These are strange and unprecedented times with the Covid 19 pandemic. There have been pandemics before but not quite like this one where most of us have been asked by the Government stay at home and mind our own business for a while. I use the term ‘mind our own business’ loosely as the furore a Town Councillor has caused in the East Coast town of Southwold during this pandemic has received national attention. The Councillor has had several large banners printed and placed around the town and on approaching roads, demanding that visitors and, in particular second homeowners execute a swift U turn on the A12 and bugger off back to London.
The local social media forum on Next Door Southwold has given an interesting insight into the thoughts and concerns of some of the townsfolk. Many residents have given the banner a bit of a bashing believing the wording to be ‘bullying’ and an excuse for some to indulge themselves in their favourite passion of sneering at second homeowners in the town. Others wholeheartedly agree with the sentiment of the banner and some have taken up the cause of ensuring that anyone who they believe is not a resident should be ‘outed’ and reported. In several cases this has not ended well and the police have actually been called to properties of permanent residents or second homeowners who have been staying in town well before the lockdown. Permanent residents have been misidentified as second home owners or visitors and have been abused in the street or on their own doorstep.
Using the wonderful British Newspaper Archive I took a quick look to see how historically residents reacted to visitors to their town in times of fear and epidemic and found that suspicion and misinformation in the media is nothing new. In September 1848 The Times reports that “a communication was received at Lloyd’s stating that one of the crew of the Helen…having died from cholera off Southwold.. the master took the body ashore for internment; the authorities, however, ascertaining that the man had died of cholera, positively refused to allow the body to be buried, and the crew consigned their deceased shipmate to the deep”.
Reports of this action appeared in many newspapers and publications all around the country and James Maggs who lived in Southwold and who kept a diary from 1818-1876 reported that “great displeasure arose in the minds of the Yarmothians respecting the proceedings of the Mayor of Southwold” over the incident.

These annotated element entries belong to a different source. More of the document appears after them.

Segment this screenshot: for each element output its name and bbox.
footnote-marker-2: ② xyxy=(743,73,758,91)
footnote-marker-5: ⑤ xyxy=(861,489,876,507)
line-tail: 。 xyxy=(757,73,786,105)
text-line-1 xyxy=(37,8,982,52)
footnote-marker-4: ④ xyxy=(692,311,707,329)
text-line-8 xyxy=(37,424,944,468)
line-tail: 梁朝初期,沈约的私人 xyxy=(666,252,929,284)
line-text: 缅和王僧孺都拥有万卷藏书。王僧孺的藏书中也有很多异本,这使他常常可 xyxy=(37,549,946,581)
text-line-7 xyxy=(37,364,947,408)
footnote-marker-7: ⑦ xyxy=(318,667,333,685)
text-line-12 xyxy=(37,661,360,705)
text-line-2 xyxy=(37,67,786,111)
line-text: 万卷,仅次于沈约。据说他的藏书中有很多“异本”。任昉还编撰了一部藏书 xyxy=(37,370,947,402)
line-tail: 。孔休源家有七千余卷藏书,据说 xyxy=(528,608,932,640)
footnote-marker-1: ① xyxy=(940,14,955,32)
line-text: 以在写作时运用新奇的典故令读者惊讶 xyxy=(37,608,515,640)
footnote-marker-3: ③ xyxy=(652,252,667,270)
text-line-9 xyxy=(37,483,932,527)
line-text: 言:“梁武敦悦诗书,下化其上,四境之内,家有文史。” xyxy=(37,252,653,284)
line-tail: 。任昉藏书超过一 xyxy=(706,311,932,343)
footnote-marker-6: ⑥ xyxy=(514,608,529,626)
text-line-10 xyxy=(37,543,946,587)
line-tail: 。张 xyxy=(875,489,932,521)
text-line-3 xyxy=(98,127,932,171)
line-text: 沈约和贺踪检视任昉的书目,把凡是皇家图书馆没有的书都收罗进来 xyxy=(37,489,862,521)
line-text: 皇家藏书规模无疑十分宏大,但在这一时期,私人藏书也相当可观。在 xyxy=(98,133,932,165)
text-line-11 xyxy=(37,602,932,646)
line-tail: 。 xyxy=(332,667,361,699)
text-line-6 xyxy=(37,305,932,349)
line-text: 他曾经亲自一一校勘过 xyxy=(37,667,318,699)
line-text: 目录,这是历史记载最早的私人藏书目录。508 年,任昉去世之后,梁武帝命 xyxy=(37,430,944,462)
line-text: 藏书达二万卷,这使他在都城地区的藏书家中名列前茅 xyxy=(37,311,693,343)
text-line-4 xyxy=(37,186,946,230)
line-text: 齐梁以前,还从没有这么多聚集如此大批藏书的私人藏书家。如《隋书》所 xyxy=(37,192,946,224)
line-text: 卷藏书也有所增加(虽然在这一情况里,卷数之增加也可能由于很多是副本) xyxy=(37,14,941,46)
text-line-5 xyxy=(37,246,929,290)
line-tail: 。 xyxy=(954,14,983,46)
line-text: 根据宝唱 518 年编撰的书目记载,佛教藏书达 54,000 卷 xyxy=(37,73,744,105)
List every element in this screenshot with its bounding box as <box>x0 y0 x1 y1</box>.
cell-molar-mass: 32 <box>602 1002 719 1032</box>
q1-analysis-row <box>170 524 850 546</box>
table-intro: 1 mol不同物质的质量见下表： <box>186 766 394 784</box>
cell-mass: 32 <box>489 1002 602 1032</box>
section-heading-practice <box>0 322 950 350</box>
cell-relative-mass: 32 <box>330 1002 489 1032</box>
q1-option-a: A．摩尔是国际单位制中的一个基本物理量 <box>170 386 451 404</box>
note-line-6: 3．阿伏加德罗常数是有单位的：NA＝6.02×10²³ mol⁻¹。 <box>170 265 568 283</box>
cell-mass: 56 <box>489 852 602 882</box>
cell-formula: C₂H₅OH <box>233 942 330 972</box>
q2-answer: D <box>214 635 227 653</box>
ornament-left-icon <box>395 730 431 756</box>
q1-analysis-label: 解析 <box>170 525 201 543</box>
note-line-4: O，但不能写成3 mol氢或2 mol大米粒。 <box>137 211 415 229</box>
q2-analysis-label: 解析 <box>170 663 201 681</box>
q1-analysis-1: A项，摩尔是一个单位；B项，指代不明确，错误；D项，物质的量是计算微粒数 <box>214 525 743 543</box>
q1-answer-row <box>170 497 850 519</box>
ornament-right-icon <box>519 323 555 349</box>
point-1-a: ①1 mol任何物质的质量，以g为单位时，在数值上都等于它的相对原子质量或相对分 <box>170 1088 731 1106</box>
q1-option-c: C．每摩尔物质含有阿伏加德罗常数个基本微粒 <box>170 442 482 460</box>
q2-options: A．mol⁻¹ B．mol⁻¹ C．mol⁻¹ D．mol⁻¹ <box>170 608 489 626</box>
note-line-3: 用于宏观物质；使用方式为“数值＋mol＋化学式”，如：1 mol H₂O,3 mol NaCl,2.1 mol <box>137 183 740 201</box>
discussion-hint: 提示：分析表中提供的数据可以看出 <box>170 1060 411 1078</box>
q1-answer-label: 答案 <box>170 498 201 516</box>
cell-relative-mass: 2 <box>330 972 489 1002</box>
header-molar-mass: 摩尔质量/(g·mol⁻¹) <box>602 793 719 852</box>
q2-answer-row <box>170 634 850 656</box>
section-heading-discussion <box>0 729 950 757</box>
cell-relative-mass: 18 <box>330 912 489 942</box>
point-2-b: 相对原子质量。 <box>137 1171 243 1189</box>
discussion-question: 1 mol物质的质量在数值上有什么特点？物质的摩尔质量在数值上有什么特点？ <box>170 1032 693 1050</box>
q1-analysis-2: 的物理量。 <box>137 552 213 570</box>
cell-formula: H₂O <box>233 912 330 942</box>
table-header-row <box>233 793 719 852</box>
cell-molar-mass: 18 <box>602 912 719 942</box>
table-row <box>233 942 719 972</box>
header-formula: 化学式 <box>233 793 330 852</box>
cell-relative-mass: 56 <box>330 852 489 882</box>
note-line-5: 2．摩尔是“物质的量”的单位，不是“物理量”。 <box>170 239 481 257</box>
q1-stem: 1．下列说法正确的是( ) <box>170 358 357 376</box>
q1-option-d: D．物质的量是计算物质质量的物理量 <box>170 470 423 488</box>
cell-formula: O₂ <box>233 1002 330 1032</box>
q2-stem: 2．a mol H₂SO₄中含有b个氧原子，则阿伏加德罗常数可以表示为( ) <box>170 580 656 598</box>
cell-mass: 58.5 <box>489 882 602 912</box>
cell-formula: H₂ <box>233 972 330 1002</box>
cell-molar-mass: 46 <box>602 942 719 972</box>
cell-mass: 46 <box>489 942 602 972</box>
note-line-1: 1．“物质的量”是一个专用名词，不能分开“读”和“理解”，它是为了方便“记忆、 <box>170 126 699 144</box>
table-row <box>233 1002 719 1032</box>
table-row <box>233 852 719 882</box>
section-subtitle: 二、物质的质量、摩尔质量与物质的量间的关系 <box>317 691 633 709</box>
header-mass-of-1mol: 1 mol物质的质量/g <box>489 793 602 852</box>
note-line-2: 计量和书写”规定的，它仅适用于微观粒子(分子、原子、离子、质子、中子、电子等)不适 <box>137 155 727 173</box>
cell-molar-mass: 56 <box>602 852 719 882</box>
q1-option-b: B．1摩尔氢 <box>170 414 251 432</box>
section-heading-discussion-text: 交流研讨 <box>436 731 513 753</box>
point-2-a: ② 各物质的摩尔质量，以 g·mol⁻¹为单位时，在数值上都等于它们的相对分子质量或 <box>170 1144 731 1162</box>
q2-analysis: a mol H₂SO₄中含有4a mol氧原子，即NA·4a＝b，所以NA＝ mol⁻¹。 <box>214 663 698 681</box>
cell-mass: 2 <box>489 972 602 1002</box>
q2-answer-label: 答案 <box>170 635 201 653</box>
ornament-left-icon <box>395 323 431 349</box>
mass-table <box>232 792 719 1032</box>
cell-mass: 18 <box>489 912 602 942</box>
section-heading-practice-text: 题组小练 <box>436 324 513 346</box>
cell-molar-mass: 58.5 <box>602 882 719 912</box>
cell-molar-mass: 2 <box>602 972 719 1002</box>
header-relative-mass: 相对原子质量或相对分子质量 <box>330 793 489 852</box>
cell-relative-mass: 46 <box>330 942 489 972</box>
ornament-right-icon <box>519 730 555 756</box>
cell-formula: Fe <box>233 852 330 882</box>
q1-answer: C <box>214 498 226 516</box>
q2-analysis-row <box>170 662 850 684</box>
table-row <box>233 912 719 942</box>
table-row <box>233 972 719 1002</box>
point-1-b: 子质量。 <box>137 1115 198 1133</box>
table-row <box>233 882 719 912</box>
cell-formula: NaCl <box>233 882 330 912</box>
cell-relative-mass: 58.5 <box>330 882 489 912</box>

If this had been on Next Door Southwold then The Mayor, Daniel Fulcher, would have swiftly responded to the forum discussion to put his side of events.
As it was, he wrote a letter to the the newspaper explaining that the “boat was put off from this place to the Helen…… in consequence of a signal being hoisted for assistance, when it was ascertained that medical aid was required for one of the crew, who had been taken suddenly and dangerously ill. The boat then put to the shore for this purpose and succeeded in putting a medical man on board……but during which period the man had died. The captain immediately gave orders for the body to be taken ashore by the boat…….I went off and met the boat with the corpse about 200 yards from the vessel and finding the medical man unable to state from what cause the man had died and the vessel being only a few hours sail from her place of destination I directed the men to re convey the body to the vessel. To this the master readily assented and the vessel proceeded on her way to Yarmouth, where the deceased, John Baldry received Christian burial on Sunday last in a very respectable manner and was attended to the rave by a relative who resided here and who has expressed a wish to have the above mis-statement corrected”.
These are worrying times, of course, and the concerns of residents that visitors could carry the infection and spread it within Southwold is quite natural too. In March 1845 Napier Lincolne from Halesworth wrote to the Editor of the Suffolk Chronicle complaining of the attitude of the Town to his presence in Southwold following a bout of smallpox. He begins his letter saying “The press is the voice of the Community”, writing today he could well say Next Door Southwold is that voice. He continues:
“Allow now to give utterance to the remonstrance of invalid, l am convalescent from small-pox, and last week engaged lodgings at Southwold, upon the edge of the cliff, for the purpose of enjoying the refreshing sea and recovering more rapidly from debility which the disease has fell upon me. Mayor and Corporation, receiving the information, held a council, and decided that I should not be allowed enter the town, upon the grounds of danger of infection. The history of the case had been mentioned to one their medical men, who gave his opinion that no fear was to be apprehended, as did also my own professional attendant the Mayor of the town. But these opinions were deemed unsatisfactory, they further required certificate assurance that there is risk of contagion”
Lincolne argues that “The gentlemen the Corporation, in the discharge of their functions as guardians of the town, have been, I cannot but think, too stringent in their precautionary policy. There are other patients in the neighbourhood like myself wearied with the monotony their homes, and anticipating a change of air and scene by removal to Southwold; this letter will prepare them for the fiat of the Corporation not to enter within the precincts of the borough”.
Libraries are closed, of course, so accessing the British Newspaper Archive for free at the British Library or other participating libraries is not possible at the moment. The BNA is a source I use a great deal for my research and interests and so I willingly pay a £6.67 a month subscription to access the archives at home.
Through the pages of old newspapers you can see how your home community was faring during epidemics such as Cholera or the 1918-1920 Spanish Flu. You many find many similarities to now as, like our ancestors, we face so many unknowns. Stay in, stay safe and keep well everyone.